Rinunciare a questo presidio significherebbe esporsi alla possibilità di derive autoritarie, manipolazioni commerciali, controllo sociale e sorveglianza di massa. Non a caso, il GDPR è considerato uno degli strumenti più robusti al mondo per la tutela della persona nell’ambiente digitale.
L’illusione della leggerezza normativa
Alcune proposte circolate informalmente parlano di un possibile abbattimento di obblighi documentali per le PMI, di riduzione dei requisiti di informativa e semplificazione degli adempimenti in fase di raccolta dati. Ma davvero possiamo pensare che il problema della competitività europea risieda nell’art. 13 del GDPR o nell’obbligo di designare un DPO in determinate situazioni?
Occorrerebbe, piuttosto, interrogarsi sul grado di maturità digitale del tessuto imprenditoriale europeo, sul ritardo nelle infrastrutture, sulla scarsa integrazione tra innovazione e diritti fondamentali. In questo quadro, la protezione dei dati non è un ostacolo, ma una leva strategicaper costruire fiducia nei servizi digitali, promuovere la trasparenza e garantire sicurezza giuridica.
Conclusioni: modernizzare senza smantellare
La riflessione sulla semplificazione del GDPR è necessaria. Dopo sette anni di applicazione, alcune aree del Regolamento richiedono maggiore chiarezza, altre potrebbero essere adattate meglio al contesto tecnologico attuale, soprattutto con l’emergere dell’intelligenza artificiale e del trattamento predittivo dei dati.

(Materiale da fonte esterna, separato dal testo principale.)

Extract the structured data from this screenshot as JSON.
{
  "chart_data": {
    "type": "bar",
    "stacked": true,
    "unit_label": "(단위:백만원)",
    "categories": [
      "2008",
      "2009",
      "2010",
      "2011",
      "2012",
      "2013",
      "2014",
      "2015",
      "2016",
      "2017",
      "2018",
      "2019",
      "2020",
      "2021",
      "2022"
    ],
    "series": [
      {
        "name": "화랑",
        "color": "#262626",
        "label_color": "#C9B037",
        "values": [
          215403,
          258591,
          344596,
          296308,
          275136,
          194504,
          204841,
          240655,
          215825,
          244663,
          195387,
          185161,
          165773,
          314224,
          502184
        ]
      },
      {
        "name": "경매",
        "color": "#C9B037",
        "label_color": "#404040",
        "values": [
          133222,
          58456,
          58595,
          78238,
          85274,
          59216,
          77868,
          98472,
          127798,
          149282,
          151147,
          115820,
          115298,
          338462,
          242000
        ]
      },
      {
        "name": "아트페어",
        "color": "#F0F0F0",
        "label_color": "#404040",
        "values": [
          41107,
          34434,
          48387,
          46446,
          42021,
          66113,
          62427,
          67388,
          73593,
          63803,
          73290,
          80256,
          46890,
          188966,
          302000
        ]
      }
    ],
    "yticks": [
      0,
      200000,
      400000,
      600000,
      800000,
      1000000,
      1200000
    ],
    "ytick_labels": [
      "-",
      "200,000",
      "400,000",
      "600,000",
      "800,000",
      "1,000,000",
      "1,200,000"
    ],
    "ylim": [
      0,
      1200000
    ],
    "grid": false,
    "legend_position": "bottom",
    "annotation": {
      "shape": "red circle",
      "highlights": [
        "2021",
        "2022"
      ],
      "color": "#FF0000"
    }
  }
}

Semplificare non può e non deve significare diluire i principi fondanti. L’eventuale riforma dovrà, a mio avviso, mantenere intatta l’ossatura del GDPR, a partire dall’art. 5, che rappresenta la carta etica e giuridica del trattamento dei dati in Europa.
Semplificare sì, dunque, ma con cautela e ponderazione saggia e attenta degli interessi in gioco perché la tutela dei dati non è un orpello giuridico ma l’architrave di una società digitale che voglia definirsi veramente democratica.